From Kenya and Ethiopia:

SAGA has been working extensively on understanding patterns of risk, vulnerability, and poverty dynamics among residents of the arid and semi-arid lands of East Africa. These are of significant interest to USAID missions in the region, because they are populations routinely subject to drought and flooding shocks, disproportionately recipients of food aid shipments, and areas of routine civil disturbance. Some key findings from this body of work include:
  • Asset dynamics in southern Ethiopia exhibit patterns consistent with the notion of a poverty trap. Moreover, Boran pastoralists appear to recognize this in their stated subjective expectations of rainfall-conditional herd growth. Unpacking the overall dynamics, one finds that two factors account for the apparent existence of poverty traps: (i) adverse rainfall events – drought – that causes severe herd loss, and (ii) lower herding ability among a subpopulation of herders. These dynamics have strong implications for the design of herd restocking programs and also point to important holes in social safety nets within the Boran community, such that the likelihood of external transfers to poor households crowding out private transfers appears very low.
    (http://www.saga.cornell.edu/images/wp201.pdf and on http://www.saga.cornell.edu/images/wp206.pdf)

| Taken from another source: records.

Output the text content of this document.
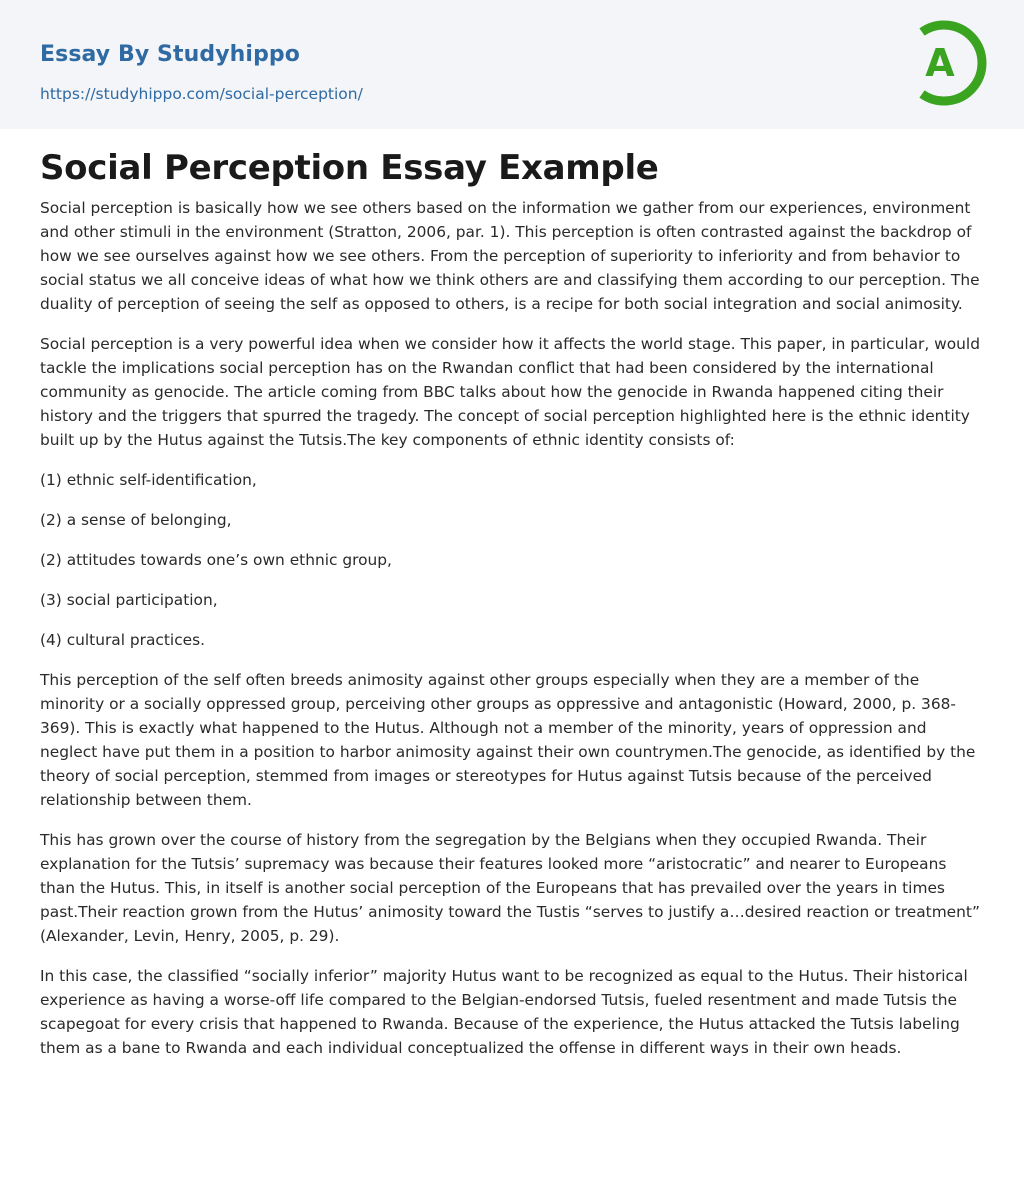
Essay By Studyhippo
https://studyhippo.com/social-perception/
A
Social Perception Essay Example

Social perception is basically how we see others based on the information we gather from our experiences, environment and other stimuli in the environment (Stratton, 2006, par. 1). This perception is often contrasted against the backdrop of how we see ourselves against how we see others. From the perception of superiority to inferiority and from behavior to social status we all conceive ideas of what how we think others are and classifying them according to our perception. The duality of perception of seeing the self as opposed to others, is a recipe for both social integration and social animosity.

Social perception is a very powerful idea when we consider how it affects the world stage. This paper, in particular, would tackle the implications social perception has on the Rwandan conflict that had been considered by the international community as genocide. The article coming from BBC talks about how the genocide in Rwanda happened citing their history and the triggers that spurred the tragedy. The concept of social perception highlighted here is the ethnic identity built up by the Hutus against the Tutsis.The key components of ethnic identity consists of:

(1) ethnic self-identification,

(2) a sense of belonging,

(2) attitudes towards one’s own ethnic group,

(3) social participation,

(4) cultural practices.

This perception of the self often breeds animosity against other groups especially when they are a member of the minority or a socially oppressed group, perceiving other groups as oppressive and antagonistic (Howard, 2000, p. 368-369). This is exactly what happened to the Hutus. Although not a member of the minority, years of oppression and neglect have put them in a position to harbor animosity against their own countrymen.The genocide, as identified by the theory of social perception, stemmed from images or stereotypes for Hutus against Tutsis because of the perceived relationship between them.

This has grown over the course of history from the segregation by the Belgians when they occupied Rwanda. Their explanation for the Tutsis’ supremacy was because their features looked more “aristocratic” and nearer to Europeans than the Hutus. This, in itself is another social perception of the Europeans that has prevailed over the years in times past.Their reaction grown from the Hutus’ animosity toward the Tustis “serves to justify a…desired reaction or treatment” (Alexander, Levin, Henry, 2005, p. 29).

In this case, the classified “socially inferior” majority Hutus want to be recognized as equal to the Hutus. Their historical experience as having a worse-off life compared to the Belgian-endorsed Tutsis, fueled resentment and made Tutsis the scapegoat for every crisis that happened to Rwanda. Because of the experience, the Hutus attacked the Tutsis labeling them as a bane to Rwanda and each individual conceptualized the offense in different ways in their own heads.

  • Data being collected routinely in northern Kenya by Kenya’s Office of the President’s Arid Lands Resources Management Program (ALRMP) permit reasonably accurate forecasting of community-level child nutritional status at leads of 3-6 months. This suggests the possibility of both improved early warning for food crises and of using weather-based index insurance or catastrophe bonds to provide timely financing of drought interventions. (http://www.saga.cornell.edu/images/wp203.pdf).

  • Panel data on pastoralists’ risk perceptions collected in northern Kenya and southern Ethiopia indicate considerable heterogeneity in subjects’ assessment of the near-term risks they face. Individual risk perceptions respond robustly to shocks experienced by others in the community, indicating active information flow and learning. Most variation in risk perceptions is between rather than within communities or within households, suggesting that geographic targeting is likely to prove relatively effective in addressing the proximate risks faced by vulnerable households in the arid and semi-arid lands of east Africa.

  • A broader review of pastoral development strategies in east Africa and a synthesis of lessons learned from this body of work points to several key foci for reducing pastoralist poverty and vulnerability: firmer recognition of pastoralists’ land rights so as to maintain mobility, improved livestock productivity through genetic and nutrition improvements, improved marketing infrastructure, redesigned post-drought restocking programs, improved access to health and education services, more responsive safety net interventions, and political empowerment of pastoral communities.
II.5. Integrative Analysis

We have begun the process of preparing a synthesis volume that will draw together all the various aspects of the research that we have conducted over the past few years. Work on this has just begun and will absorb much of our collective remaining time during the next year. We anticipate this project taking 18 to 24 months to complete. A tentative outline for the publication is found in Appendix III.